When the labeled isoprene unit is used for GGA synthesis in the isoprenoid synthesis pathway, theoretically, possible preexisting pools of DMAPP, geranyl diphosphate, and FPP are all available, as shown in supplemental Fig. S3. However, the data indicate that the observed fractional abundance of the M+1 isotopomer labeled with the α isoprene unit was much larger than the estimated value (Fig. 5B), which was calculated using the ISA model fitting assumption that the isoprene unit is randomly incorporated into a GGA consisting of four isoprene units (supplemental Fig. S4). The discrepancy between the observed and estimated values for the M+1 isotopomer labeled with the ¹³C-α isoprene unit suggests that the pool size of FPP is larger than those of other two intermediates in HuH-7 cells (supplemental Fig. S4D). Consistently, Holstein et al. (41) reported that the FPP levels were higher than the geranyl diphosphate levels in human myeloma cell lines. Taken together with our previous reports (26, 27), we propose a possible metabolic flow from MVA to GGA in Fig. 7, where GGOH, a dephosphorylated form of GGPP by GGPP pyrophosphatase (25), is enzymatically oxidized by using molecular oxygen to GGal (26), which is further oxidized to GGA in a NAD-dependent manner (26, 27).

Fig. 7.

Proposed metabolic flow from MVA to GGA in HuH-7 cells.
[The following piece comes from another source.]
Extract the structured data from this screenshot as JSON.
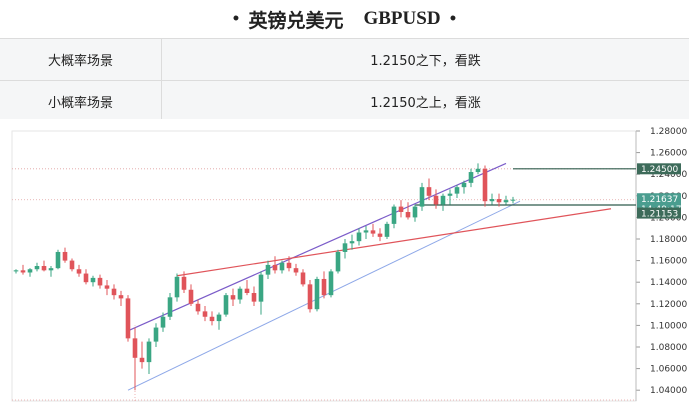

Finally, we should discuss the biological significance of GGA de novo synthesized in mammalian hepatocytes. We have found and reported GGA as a micromolar inducer of cell death in human hepatoma-derived cell lines through both UPR (15) and an incomplete response of autophagy (16). Therefore, in the present study, we tried to induce cell death in HuH-7 cells by upregulating endogenous GGA with ZAA. As a result, we were able to upregulate free endogenous GGA from 0.1 to 1.3 μM and 2,3-dihydroGGA from 0.15 to 4.5 μM in cells by a 3 day treatment with 15 μM ZAA (Fig. 6A). Both GGA and 2,3-dihydroGGA actively induce cell death in HuH-7 cells at their micromolar concentration (19). Consistently, ZAA induced cell death in a concentration-dependent manner (Fig. 6B), which strongly suggests that the intracellular endogenous GGA and 2,3-dihydroGGA induce cell death. Furthermore, when we canceled MVA synthesis by cotreatment with pravastatin, ZAA-dependent cell death was also canceled. This strongly indicates that the cellular toxicity of ZAA for hepatoma cells is not mediated by deficiency of cholesterol and/or other steroid metabolites, but may be conveyed through upregulation of GGA and 2,3-dihydroGGA.

In conclusion, we demonstrated unequivocal evidence for biologically active endogenous free GGA in mammalian tissues. Regarding the metabolic synthesis of GGA and/or 2,3-dihydroGGA from GGOH in animal cells, we must mention the pioneering studies by Fliesler and Schroepfer (42) and Foster et al. (43). More than a quarter century ago, they commonly found GGA and 2,3-dihydroGGA in bovine retina and the blood fluke, respectively, without discussion on their biological functions. In particular, it is worth noting that Fliesler and Schroepfer (44) originally observed the metabolic labeling of GGA from ³H-MVA using the tissue culture system of bovine retina, which strongly supports our idea of endogenous GGA in mammalian cells. The present study paves a road for exploring the metabolism and biological activity of these compounds from the viewpoint of inducing cell death in tumor cells and other biological activities in reproductive and neural tissues.